Penulis sendiri kadang gerah saat setiap kali mendapati ada teman yang me-retweet, memberi like atau membagikan sebuah postingan yang berasal dari akun anonim berkedok portal berita itu. Postingan yang kebenarannya pun masih diragukan dan jelas-jelas bersifat provokatif. Ingin rasanya saat itu penulis mengirimkan pesan, “Bro, jangan asal percaya. Isi beritanya gak bisa dipertanggungjawabkan”, tapi hati ini selalu berkata ‘jangan’. Karena penulis pernah mendengar bahwa menghindari perdebatan itu jauh lebih baik daripada berdebat tanpa makna.

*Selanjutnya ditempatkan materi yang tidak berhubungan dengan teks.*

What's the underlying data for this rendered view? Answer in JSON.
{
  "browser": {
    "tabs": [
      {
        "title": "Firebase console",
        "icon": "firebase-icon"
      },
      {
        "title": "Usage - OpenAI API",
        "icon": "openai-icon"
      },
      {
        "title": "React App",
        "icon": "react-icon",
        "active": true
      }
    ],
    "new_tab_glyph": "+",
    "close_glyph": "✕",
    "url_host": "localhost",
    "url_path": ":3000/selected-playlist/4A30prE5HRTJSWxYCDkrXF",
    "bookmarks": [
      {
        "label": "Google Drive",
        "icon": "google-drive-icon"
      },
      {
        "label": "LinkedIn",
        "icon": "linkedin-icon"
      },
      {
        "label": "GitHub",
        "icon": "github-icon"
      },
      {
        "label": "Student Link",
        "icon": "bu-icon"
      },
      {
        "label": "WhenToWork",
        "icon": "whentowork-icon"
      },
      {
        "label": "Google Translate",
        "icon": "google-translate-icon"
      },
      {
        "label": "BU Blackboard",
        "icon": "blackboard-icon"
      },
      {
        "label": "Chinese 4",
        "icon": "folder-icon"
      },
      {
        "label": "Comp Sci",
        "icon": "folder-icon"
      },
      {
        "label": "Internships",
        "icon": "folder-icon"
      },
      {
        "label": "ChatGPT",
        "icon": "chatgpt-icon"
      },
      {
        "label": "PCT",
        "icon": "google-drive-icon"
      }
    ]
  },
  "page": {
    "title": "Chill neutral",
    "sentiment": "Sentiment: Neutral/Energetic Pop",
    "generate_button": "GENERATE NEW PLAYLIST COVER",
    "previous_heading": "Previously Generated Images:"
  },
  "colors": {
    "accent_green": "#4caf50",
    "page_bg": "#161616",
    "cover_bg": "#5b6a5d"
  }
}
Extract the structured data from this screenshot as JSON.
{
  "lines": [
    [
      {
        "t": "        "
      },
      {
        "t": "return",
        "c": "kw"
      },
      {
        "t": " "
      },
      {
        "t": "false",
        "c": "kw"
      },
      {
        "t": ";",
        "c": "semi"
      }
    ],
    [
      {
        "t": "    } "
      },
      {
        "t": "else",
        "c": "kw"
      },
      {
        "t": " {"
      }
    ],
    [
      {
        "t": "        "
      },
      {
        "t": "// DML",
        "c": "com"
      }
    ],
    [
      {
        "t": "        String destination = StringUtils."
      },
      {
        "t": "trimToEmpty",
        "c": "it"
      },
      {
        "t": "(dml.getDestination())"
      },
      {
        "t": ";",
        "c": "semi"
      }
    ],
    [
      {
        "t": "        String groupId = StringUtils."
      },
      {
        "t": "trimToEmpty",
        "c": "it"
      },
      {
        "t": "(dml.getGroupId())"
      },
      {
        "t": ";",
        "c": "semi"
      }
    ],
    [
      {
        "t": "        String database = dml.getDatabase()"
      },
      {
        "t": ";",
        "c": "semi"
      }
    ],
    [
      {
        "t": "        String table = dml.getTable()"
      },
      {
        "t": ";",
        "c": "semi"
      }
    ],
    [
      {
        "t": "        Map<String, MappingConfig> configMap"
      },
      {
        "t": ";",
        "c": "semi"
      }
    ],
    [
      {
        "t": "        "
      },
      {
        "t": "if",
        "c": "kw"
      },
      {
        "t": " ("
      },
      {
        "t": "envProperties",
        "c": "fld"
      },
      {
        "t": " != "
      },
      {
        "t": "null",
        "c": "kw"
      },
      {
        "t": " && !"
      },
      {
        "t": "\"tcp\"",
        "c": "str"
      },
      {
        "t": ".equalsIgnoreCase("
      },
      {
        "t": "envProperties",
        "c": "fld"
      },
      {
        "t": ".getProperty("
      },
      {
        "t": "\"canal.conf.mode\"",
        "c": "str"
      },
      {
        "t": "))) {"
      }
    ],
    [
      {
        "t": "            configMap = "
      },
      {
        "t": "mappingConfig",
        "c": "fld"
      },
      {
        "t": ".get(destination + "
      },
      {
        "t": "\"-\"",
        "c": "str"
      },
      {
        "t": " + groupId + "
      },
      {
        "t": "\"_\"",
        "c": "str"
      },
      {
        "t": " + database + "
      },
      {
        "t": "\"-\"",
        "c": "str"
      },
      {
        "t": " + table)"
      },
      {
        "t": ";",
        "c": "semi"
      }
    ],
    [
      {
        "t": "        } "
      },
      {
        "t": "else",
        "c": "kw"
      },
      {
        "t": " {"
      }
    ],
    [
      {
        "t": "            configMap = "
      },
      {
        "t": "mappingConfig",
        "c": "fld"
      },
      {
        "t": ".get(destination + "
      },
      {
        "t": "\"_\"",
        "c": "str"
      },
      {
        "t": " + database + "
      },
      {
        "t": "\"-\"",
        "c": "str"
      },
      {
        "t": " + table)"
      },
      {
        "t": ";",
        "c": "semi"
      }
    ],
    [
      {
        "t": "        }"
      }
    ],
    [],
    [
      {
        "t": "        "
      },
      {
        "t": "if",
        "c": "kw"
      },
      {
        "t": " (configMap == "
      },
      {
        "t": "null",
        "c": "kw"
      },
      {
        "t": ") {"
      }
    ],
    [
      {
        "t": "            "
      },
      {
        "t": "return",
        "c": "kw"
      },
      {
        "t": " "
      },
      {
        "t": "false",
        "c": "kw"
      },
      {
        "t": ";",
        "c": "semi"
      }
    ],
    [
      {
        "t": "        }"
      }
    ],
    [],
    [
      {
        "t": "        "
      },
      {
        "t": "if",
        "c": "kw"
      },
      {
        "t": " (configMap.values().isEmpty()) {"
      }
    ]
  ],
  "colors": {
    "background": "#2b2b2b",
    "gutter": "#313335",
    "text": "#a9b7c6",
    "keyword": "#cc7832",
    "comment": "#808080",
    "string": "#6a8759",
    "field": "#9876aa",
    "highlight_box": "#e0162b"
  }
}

Tapi setidaknya, mudah-mudahan, dari tulisan ini banyak pembaca yang bisa terbuka mata hati dan pikirannya agar tidak perlu lagi mengikuti akun-akun anonim seperti itu. Terutama untuk Generasi Millenial sebab generasi ini yang paling mudah tersulut emosinya. Generasi yang masih rentan dicuci isi kepalanya. Termasuk penulis sendiri. Karena itu penulis sangat-sangat berhati-hati saat mendapati sebuah informasi atau berita. Tak ingin langsung percaya.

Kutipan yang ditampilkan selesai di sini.